Sinto que estou agarrada a uma droga que me foi imposta, normalizada. Feita de maneira a que cada um se afogue no conteúdo que lhes é dado. É feito à nossa medida, com as músicas que gostamos, com notícias conforme os nossos ideais políticos. Um bocado como no "admirável mundo novo" de Aldous Huxley em que nesta sociedade fictícia se toma uma droga chamada soma. Qualquer problema, qualquer tristeza, soma tem a solução. Esta droga é fornecida pelo estado que dita este mundo, e fica mal visto na sociedade não comparticipar.

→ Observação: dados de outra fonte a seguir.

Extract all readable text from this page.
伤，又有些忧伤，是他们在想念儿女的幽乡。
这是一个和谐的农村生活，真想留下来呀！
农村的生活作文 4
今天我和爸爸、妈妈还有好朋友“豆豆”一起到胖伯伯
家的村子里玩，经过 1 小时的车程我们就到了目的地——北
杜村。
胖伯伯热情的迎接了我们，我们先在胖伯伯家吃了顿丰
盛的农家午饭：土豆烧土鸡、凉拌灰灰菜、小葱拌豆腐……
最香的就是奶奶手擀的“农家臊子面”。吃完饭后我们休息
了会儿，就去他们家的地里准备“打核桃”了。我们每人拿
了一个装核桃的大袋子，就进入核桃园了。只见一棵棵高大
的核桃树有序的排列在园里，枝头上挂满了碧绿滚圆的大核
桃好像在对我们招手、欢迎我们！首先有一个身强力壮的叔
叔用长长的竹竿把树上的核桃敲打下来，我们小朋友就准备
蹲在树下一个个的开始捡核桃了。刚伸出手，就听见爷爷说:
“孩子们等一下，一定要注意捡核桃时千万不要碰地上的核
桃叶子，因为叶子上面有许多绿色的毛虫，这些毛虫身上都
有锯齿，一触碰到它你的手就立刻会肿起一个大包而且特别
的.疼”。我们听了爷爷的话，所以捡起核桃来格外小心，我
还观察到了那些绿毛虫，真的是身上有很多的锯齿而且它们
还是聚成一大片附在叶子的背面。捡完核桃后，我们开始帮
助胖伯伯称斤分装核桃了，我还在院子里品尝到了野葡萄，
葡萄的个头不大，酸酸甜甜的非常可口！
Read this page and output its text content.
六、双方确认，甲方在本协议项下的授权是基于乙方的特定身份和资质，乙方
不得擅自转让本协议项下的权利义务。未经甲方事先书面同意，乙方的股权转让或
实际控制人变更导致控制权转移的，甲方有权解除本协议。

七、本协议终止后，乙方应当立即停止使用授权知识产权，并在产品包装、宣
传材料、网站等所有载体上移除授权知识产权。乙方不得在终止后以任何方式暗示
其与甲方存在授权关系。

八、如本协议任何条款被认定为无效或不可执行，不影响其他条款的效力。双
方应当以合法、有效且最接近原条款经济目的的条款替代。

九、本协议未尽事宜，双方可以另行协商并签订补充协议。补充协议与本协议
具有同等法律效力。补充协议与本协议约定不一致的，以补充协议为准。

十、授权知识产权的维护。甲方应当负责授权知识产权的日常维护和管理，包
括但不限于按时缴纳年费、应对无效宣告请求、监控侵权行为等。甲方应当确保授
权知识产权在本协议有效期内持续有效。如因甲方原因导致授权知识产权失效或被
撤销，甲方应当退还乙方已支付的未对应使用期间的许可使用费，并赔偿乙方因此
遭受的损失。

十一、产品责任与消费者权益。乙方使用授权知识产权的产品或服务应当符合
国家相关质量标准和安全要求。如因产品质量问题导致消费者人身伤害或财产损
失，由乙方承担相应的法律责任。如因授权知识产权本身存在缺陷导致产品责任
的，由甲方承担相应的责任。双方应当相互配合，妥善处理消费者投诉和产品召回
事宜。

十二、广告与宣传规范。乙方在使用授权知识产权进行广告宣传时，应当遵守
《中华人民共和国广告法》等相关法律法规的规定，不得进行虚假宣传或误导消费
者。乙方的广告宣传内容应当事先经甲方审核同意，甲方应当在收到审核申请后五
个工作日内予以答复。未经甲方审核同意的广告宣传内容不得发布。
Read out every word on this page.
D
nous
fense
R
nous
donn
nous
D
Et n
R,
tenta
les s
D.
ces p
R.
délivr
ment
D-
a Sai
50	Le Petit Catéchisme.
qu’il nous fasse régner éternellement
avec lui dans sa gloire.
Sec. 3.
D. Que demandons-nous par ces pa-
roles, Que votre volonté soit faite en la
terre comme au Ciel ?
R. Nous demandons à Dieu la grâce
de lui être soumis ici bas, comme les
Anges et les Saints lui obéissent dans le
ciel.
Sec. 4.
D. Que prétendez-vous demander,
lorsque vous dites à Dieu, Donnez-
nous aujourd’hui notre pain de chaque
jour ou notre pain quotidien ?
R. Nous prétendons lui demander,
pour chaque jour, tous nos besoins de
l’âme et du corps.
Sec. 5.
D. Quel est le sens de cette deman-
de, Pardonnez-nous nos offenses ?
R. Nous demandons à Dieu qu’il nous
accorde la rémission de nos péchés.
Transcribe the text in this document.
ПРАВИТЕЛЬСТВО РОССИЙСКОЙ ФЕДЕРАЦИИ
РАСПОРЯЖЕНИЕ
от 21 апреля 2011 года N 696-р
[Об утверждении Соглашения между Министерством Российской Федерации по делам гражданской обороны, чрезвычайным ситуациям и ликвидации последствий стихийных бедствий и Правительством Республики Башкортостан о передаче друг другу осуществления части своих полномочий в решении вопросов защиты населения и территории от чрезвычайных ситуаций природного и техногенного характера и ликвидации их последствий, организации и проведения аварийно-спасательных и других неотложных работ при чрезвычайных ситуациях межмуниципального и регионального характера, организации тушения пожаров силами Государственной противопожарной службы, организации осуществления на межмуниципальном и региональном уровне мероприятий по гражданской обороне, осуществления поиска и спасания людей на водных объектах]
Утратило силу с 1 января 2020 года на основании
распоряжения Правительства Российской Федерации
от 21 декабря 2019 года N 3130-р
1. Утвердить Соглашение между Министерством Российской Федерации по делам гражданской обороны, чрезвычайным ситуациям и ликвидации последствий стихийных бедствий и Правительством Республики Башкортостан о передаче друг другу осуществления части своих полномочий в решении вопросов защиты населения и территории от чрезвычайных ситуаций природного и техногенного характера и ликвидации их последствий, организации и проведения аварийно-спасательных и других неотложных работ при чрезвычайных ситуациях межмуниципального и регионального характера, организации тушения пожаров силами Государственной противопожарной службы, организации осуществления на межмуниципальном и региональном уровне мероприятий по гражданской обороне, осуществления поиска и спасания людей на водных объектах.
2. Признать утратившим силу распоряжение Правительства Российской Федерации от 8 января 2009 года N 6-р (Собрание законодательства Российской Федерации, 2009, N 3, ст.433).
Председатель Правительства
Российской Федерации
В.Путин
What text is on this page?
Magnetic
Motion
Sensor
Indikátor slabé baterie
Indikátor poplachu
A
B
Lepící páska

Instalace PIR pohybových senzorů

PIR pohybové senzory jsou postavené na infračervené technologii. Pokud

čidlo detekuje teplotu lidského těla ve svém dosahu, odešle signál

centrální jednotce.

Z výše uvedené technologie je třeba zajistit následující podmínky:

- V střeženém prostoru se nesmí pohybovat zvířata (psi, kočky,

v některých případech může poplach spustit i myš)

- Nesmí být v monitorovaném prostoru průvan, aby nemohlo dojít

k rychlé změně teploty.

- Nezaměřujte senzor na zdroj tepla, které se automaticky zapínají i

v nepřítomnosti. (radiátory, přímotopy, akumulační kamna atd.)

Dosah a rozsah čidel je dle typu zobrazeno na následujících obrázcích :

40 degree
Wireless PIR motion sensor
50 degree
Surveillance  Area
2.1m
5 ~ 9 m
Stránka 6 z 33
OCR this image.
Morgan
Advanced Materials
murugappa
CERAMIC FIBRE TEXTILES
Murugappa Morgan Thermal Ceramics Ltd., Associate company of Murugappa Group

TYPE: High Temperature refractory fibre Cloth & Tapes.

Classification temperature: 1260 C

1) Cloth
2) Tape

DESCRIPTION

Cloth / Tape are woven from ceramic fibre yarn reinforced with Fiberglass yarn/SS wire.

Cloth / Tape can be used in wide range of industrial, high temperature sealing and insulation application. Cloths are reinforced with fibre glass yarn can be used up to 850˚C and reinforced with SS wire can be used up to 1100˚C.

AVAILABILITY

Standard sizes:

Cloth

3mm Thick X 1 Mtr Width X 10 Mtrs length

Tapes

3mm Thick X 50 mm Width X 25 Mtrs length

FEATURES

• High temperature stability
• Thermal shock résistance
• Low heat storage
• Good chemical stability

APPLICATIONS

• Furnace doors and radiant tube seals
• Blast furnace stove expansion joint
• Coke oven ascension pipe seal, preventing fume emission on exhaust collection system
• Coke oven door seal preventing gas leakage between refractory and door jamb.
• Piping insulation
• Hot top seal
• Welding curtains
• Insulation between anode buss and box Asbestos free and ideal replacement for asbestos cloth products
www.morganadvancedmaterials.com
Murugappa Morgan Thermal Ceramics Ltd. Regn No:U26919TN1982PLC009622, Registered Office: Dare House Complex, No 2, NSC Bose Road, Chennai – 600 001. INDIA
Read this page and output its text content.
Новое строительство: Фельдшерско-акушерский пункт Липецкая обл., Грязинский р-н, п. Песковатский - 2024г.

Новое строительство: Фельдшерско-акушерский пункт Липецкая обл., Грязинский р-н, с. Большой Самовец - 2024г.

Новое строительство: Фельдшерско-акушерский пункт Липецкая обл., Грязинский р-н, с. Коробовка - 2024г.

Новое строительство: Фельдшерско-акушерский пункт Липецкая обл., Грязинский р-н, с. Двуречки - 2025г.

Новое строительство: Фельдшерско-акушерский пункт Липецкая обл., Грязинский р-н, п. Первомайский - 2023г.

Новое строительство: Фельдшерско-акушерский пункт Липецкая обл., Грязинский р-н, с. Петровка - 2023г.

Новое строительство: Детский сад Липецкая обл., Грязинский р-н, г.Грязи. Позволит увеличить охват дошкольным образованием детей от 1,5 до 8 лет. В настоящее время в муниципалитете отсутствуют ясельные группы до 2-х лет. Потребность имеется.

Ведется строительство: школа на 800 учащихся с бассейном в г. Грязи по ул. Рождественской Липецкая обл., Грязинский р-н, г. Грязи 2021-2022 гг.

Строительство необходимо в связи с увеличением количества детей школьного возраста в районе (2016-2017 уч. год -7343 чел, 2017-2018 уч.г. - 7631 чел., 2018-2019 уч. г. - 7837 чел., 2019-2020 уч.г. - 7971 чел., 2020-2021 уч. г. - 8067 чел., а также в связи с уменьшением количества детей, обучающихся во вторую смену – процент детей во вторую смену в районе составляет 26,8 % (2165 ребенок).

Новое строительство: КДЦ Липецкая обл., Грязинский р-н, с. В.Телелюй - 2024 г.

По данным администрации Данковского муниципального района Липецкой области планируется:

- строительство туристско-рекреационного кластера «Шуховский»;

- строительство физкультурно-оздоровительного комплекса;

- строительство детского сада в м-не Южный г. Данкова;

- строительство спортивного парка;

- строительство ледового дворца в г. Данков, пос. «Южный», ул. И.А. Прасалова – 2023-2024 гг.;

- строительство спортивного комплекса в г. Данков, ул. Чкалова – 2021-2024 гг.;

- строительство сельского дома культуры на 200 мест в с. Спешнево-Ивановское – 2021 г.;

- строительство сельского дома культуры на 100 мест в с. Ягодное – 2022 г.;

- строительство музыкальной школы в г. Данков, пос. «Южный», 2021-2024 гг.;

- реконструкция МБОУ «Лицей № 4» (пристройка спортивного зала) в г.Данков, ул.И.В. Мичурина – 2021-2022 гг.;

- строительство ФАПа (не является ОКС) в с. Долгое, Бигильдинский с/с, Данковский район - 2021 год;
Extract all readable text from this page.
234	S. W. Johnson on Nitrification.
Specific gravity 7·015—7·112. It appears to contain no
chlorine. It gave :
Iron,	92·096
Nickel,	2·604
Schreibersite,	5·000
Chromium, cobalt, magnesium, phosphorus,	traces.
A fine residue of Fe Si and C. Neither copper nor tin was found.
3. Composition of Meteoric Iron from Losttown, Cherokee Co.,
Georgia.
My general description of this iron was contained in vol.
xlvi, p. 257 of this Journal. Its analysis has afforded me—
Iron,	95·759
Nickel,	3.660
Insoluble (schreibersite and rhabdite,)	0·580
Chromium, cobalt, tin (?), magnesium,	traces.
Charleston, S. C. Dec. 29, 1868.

Sinto-me presa a este mini computador que anda comigo para todo o lado, vejo demasiadas coisas, perco-me facilmente no meio de tanto conteúdo e frustra-me terem conseguido ser tão eficazes com esta criação. Vejo-me forçada a tornar-me mais apática de modo a não enlouquecer com a quantidade de anúncios, vídeos, imagens e notícias dos mais variados temas que me são bombardeados cada vez que abro qualquer aplicação. Mas ao mesmo tempo é um "quick fix" de dopamina que se torna cada vez mais difícil de obter com outros meios dado ao hábito de recompensa rápida que tem esta forma de media.
É um pequeno sufoco. Poderia fazer a relação com Saussure no âmbito da linguagem, a relação significante/significado, estramos constantemente a ser chamados, mas confesso que vejo-o mais como a experiência dos cães de Pavlov. A modificação de alguns comportamentos com base nos efeitos do binómio estímulo/resposta sobre o sistema nervoso central dos seres vivos. Ao invés de o som da campainha estar associado a comida, o som das notificações está associado à ideia de alguém nos estar a chamar. Nesta situação esse "alguém" divide-se entre pessoas (amigos que nos mandem uma mensagem ou vídeos que viram e pensaram em nós), o próprio telemóvel (atualizações de sistema, etc), ou até aplicações quando não são usadas com a frequência que seria esperado utilizá-las, por vezes também nos são enviadas notificações só para relembrar que não estamos tão presentes naquele mundo como "devíamos".
E é feito para que cada vez que ouvimos o som de uma notificação pensarmos que é alguém que nos chama por querer a nossa atenção quando na realidade esse "alguém" pode nem ser realmente uma pessoa.
Não quero que a minha atenção seja vítima deste sistema, reconheço que nasci nele e será difícil ou até mesmo impossível conseguir abdicar a cem por cento deste meio de comunicação mas reconheço também que me anda a apodrecer neurónios e a mudar a maneira como poderia viver a vida. Ter uma ferramenta de trabalho, meio de lazer e meio de comunicação tudo num só, sempre connosco, torna-se mais difícil de separar uma coisa das outras. Acontece-me com mais frequência do que gostaria de admitir, ir fazer pesquisa para um trabalho e receber uma notificação de um amigo a escrever-me uma mensagem, pensar que pode ser importante para logo a seguir ver que era só para me enviarem um videozinho engraçado, vejo-o, expiro pelo nariz como quem ri uma singular gargalhada sem som, e o meu dedo automaticamente desliza para cima para ver o conteúdo que segue, e eu não quero fazê-lo, há tantas coisas mais importantes a que tenho de prestar atenção. Desligo o telemóvel em frustração e tento continuar a minha pesquisa.
A experiência de viver dia-a-dia com acesso a tudo no bolso do casaco torna-se uma salganhada de emoções. Bipolaridade induzida em menos de cinco minutos de consumo deste "short form content".
As constantes notificações são algo que me torna mais reativa e não num bom sentido. Sinto-me mais agitadissa, ansiosa e apática, nem nos momentos que me trazem alguma felicidade são realmente uma felicidade genuína, e isto tudo para quê?
Para continuar a beneficiar os três bilionários que controlam o que praticamente toda a população consome? Não obrigada, mais rapidamente punha o meu telemóvel numa batedeira.
Agora, se me permitem, vou lá fora apanhar ar.